Protocolos de comunicación, localización y emergencia.

Control efectivo de entrada, permanencia y salida.

Formación específica sobre riesgo eléctrico, tensiones de paso y contacto, emergencias y limitaciones del trabajo individual.

Revisión periódica de incidentes y casi accidentes.

Participación de la representación legal de las personas trabajadoras y del Comité de Seguridad y Salud.

Dotación suficiente de personal para que la seguridad no dependa de soluciones individuales improvisadas.

No se trata de desconfianza, sino de prevención

A veces estos debates se presentan de forma equivocada, como si exigir presencia acompañada fuera una muestra de desconfianza hacia la profesionalidad de la plantilla. Nada más lejos.

Las personas que trabajan en subestaciones conocen muy bien su oficio. Precisamente por eso saben que el riesgo eléctrico exige respeto, procedimiento y medios adecuados.

No se trata de desconfiar de nadie. Se trata de no dejar sola a una persona ante un entorno donde una emergencia puede requerir ayuda inmediata.

La prevención seria no consiste en confiar en que todo irá bien. Consiste en prepararse para cuando algo pueda ir mal.

Conclusión: en una subestación, trabajar solo no debe ser la norma

Una subestación no es un lugar cualquiera. Es una instalación eléctrica de alta tensión donde el riesgo puede estar en el equipo, en la proximidad, en una masa metálica, en el terreno, en una tensión de paso, en una tensión de contacto o en una situación anómala.

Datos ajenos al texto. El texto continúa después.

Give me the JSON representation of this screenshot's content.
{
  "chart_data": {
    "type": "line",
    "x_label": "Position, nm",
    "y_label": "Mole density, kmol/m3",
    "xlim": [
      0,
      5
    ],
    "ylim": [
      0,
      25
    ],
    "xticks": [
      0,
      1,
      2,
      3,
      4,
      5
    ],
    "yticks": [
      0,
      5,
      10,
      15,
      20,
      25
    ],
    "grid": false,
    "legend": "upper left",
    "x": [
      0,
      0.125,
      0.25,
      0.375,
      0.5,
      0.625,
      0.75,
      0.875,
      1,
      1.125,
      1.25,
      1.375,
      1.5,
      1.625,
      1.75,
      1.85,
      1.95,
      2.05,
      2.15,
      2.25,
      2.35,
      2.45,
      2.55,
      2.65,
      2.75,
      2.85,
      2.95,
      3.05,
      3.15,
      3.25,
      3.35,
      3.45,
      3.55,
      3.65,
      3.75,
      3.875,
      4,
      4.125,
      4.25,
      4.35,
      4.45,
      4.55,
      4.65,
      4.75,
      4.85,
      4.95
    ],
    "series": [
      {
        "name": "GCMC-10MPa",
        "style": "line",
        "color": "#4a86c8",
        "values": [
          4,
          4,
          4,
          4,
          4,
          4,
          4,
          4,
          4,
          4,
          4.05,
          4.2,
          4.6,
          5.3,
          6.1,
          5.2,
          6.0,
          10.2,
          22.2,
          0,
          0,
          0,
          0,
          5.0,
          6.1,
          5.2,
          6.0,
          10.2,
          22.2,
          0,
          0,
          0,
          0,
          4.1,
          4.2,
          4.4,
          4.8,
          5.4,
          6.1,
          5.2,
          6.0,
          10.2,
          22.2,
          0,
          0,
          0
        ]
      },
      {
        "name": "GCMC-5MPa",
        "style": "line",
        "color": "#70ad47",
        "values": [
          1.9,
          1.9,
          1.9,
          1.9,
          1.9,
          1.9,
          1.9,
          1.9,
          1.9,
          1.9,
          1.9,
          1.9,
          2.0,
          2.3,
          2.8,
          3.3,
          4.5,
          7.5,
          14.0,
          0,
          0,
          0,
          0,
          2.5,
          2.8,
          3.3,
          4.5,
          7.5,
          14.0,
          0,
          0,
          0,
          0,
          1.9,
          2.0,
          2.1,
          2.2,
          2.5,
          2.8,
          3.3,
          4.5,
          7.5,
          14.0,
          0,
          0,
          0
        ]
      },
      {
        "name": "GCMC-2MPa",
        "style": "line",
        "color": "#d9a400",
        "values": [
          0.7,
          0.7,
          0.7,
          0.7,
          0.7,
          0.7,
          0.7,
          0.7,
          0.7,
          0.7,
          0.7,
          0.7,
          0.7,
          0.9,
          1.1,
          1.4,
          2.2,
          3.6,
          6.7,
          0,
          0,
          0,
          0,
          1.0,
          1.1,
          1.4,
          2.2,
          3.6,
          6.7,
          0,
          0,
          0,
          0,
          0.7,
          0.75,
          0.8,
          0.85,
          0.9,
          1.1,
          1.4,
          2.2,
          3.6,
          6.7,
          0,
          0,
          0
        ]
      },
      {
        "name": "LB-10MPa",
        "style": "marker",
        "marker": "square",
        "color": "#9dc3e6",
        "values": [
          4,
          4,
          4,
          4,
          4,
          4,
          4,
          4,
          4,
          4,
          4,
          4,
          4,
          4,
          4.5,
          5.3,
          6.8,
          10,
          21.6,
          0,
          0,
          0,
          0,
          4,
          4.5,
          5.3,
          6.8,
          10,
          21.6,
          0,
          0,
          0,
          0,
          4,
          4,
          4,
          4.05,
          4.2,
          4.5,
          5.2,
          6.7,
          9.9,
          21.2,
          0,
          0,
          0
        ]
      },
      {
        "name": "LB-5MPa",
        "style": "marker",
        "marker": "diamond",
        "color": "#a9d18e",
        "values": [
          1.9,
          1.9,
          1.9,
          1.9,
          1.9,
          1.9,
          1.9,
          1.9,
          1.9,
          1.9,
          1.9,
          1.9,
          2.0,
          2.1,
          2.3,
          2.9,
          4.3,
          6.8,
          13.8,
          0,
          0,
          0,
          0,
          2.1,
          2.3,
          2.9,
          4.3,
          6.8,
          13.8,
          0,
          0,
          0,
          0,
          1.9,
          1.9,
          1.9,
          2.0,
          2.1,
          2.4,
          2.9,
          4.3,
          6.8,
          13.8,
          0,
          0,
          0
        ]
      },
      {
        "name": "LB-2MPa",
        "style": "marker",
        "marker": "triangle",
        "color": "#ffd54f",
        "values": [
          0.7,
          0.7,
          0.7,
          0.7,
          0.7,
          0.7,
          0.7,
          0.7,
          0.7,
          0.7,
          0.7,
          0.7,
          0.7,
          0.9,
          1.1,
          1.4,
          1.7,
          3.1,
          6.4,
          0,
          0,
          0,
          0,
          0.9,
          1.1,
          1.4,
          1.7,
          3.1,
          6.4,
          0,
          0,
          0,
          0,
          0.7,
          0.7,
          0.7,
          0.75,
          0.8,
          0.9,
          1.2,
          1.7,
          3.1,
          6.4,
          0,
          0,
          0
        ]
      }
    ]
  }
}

Por eso, trabajar solo dentro de una subestación no puede tratarse como una simple decisión organizativa. Es una decisión preventiva de primer orden.

Desde CCOO defendemos que el trabajo en soledad en subestaciones debe quedar prohibido cuando exista riesgo eléctrico real o potencial. Y cuando se pretenda admitir alguna excepción, deberá acreditarse que el riesgo está totalmente controlado, con evaluación específica, autorización documentada, comunicación permanente, medios de localización y auxilio inmediato.

Porque en riesgo eléctrico, llegar tarde puede ser llegar demasiado tarde.

Y porque proteger a la plantilla no es un coste añadido. Es una obligación legal, técnica y moral.